After Mike D'Antoni's resignation Wednesday afternoon, the New York Knicks may look to a veteran coach to right their ailing team and keep their playoff hopes alive.
D'Antoni, who finished 121-167 in three and a half seasons as the Knicks head coach, left the team after a six-game losing streak pushed New York into a tie for the East's eighth and final playoff spot.
D'Antoni's agent, Warren LeGarie, told ESPN The Magazine's Ric Bucher that his client's departure was "a mutual decision" over "conflicting views of the Knicks' future."
Assistant coach Mike Woodson is expected to take over as head coach for now, but rumors are already swirling about which big-name coach might be interested in taking over D'antoni's former job.
Perhaps the most popular suggestion is former Lakers and Bulls head coach Phil Jackson, who has won 11 NBA titles as a coach.
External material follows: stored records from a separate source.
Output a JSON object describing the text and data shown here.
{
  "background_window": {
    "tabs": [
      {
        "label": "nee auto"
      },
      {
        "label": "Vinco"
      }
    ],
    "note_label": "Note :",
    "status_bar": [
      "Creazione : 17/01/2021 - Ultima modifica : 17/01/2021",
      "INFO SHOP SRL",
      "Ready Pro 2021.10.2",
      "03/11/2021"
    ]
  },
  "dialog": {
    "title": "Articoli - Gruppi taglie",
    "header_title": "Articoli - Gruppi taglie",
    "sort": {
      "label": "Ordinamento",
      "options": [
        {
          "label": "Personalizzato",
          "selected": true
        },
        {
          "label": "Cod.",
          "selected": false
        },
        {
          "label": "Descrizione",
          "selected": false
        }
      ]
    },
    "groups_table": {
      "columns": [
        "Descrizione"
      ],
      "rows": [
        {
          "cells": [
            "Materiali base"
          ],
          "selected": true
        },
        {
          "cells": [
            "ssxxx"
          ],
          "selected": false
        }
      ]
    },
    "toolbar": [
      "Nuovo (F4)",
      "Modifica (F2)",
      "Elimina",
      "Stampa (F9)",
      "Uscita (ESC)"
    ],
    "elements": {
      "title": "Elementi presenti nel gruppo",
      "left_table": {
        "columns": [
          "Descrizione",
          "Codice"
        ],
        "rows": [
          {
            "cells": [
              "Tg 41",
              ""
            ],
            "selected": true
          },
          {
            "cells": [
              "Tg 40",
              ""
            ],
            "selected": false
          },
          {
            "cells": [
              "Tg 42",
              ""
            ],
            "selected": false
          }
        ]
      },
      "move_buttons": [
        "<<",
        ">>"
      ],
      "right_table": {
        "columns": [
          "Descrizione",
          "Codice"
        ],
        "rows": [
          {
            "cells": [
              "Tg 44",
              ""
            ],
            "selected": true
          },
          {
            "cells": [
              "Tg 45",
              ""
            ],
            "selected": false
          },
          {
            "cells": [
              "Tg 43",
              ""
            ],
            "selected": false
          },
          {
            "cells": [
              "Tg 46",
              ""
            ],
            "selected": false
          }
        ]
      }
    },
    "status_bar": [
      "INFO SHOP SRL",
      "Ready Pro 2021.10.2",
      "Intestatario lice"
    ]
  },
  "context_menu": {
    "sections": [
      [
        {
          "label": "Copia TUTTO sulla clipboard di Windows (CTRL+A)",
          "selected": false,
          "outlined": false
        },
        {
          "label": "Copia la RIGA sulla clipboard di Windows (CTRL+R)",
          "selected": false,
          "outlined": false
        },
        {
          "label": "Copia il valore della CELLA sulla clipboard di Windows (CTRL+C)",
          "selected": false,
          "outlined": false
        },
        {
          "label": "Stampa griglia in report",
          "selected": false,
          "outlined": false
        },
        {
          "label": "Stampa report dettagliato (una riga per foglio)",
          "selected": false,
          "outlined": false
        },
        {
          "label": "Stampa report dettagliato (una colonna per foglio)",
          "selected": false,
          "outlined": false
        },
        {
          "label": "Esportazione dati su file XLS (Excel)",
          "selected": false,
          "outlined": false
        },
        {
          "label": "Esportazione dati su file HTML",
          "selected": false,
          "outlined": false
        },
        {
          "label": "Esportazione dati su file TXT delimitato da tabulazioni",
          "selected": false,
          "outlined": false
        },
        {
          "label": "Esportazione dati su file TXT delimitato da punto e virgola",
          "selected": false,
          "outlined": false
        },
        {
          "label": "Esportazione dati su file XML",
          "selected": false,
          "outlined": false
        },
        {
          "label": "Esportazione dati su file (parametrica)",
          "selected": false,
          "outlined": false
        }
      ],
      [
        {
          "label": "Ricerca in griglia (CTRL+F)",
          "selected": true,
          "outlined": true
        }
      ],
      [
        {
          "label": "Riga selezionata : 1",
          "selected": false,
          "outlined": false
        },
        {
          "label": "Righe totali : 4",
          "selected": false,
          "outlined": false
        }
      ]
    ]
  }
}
Jackson is famous not just for being a great coach, but for handling star-laden teams with potentially combustible personalities.
Although Phil Jackson retired at the end of the 2010-11 season, he did play for the Knicks from 1967-1978, during which time the Knicks won two championships.
"Phil Jackson is really not planning on coming back," says Bucher, "but if there is one place that would slightly attract him, it's New York."
Other options that have popped up over the day include former Utah Jazz head coach Jerry Sloan, one of only three NBA head coaches to have 15-plus seasons with a winning record.
Sloan, who has the third highest win total of any coach and holds a spot in the Basketball Hall of Fame, abruptly retired from his position with the Jazz in February of 2011 after a public dispute with point guard Deron Williams.
Sloan has said in the past that he would consider a return to basketball, and CBS Sports is reporting that sources close to Sloan would be interested in taking over for the Knicks.